(Martyred king of Northumbria)
The story of Oswald is related by the Venerable Bede. He was the son of King Aethelfrith, who took the throne in 592 and was murdered in 617. Oswald was forced by his enemies to flee to Scotland, where he converted to Christianity and was baptized. In 633 he returned to Northumbria and took the throne after his uncle, King St. Edwin, was killed in battle. Oswald engaged the British king Caedwalla in battle in 635, defeating him.
According to Bede, Oswald saw a vision of St. Columba prior to battle, and also carried with him a wooden cross. Oswald strove to convert people, and enlisted the help of St.
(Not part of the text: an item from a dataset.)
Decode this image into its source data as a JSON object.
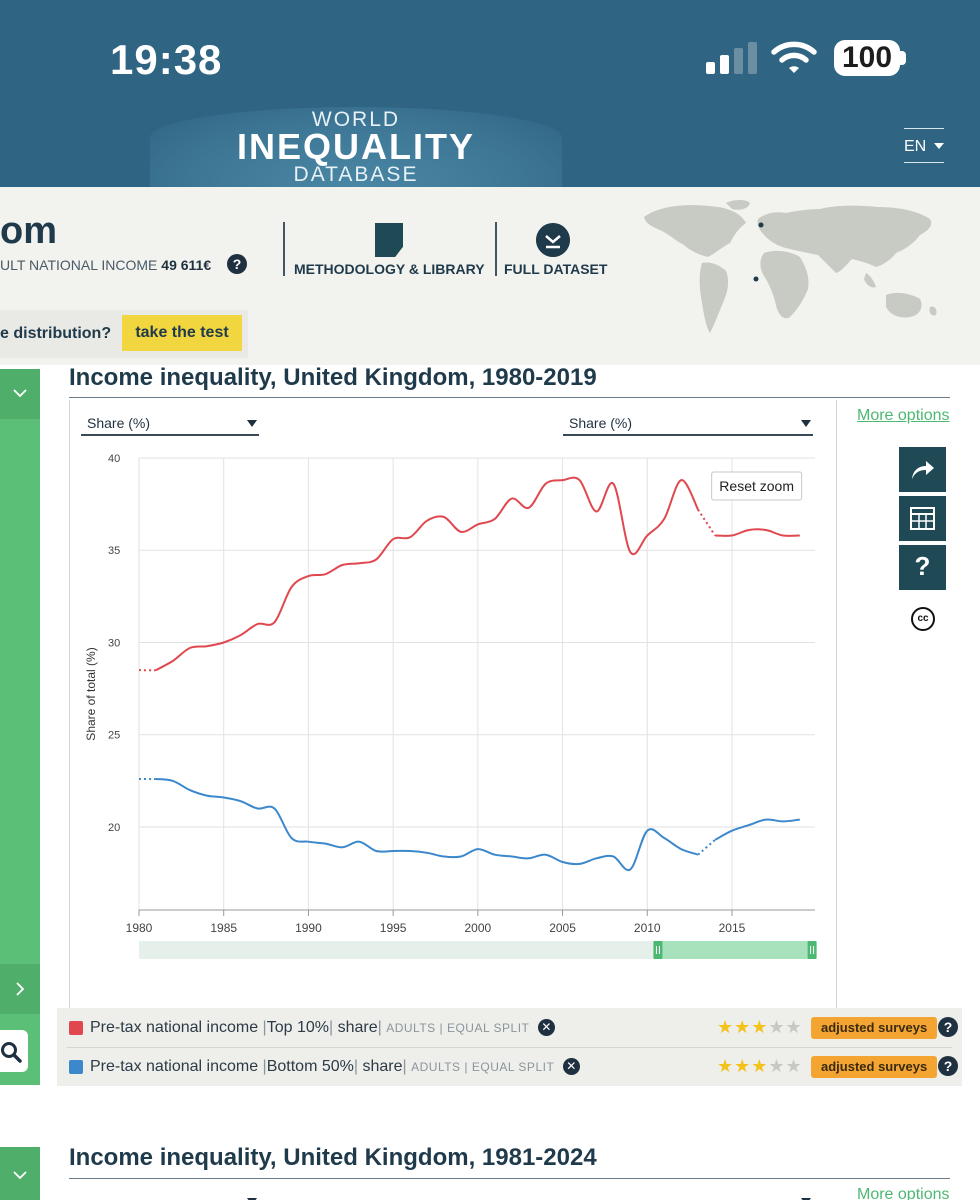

Aidan to do so, giving him the island of Lindisfarne. During his reign, he helped the poor and was popular with his subjects. He built churches and monasteries. On August 5, 642, Oswald was killed in battle at Maserfield as he fought the forces of the pagan king Penda of Mercia. His niece, Queen Osthrida of the Mercians, had his bones taken by wagon to the monastery in Lindsey, where she wished them to be buried.
But the monks there were reluctant to take them, since the king had been from another province. The bones were left out at night with a tent over them while the issue was discussed. During the night, a pillar of light was seen reaching from the wagon to the heavens. It was taken as a sign that the monks were meant to accept the relics, which they did. Oswald’s skull is preserved in St. Cuthbert’s coffin in Durham. During the Middle Ages, he was widely revered as a martyr. In art Oswald is shown with a raven holding a ring in its beak.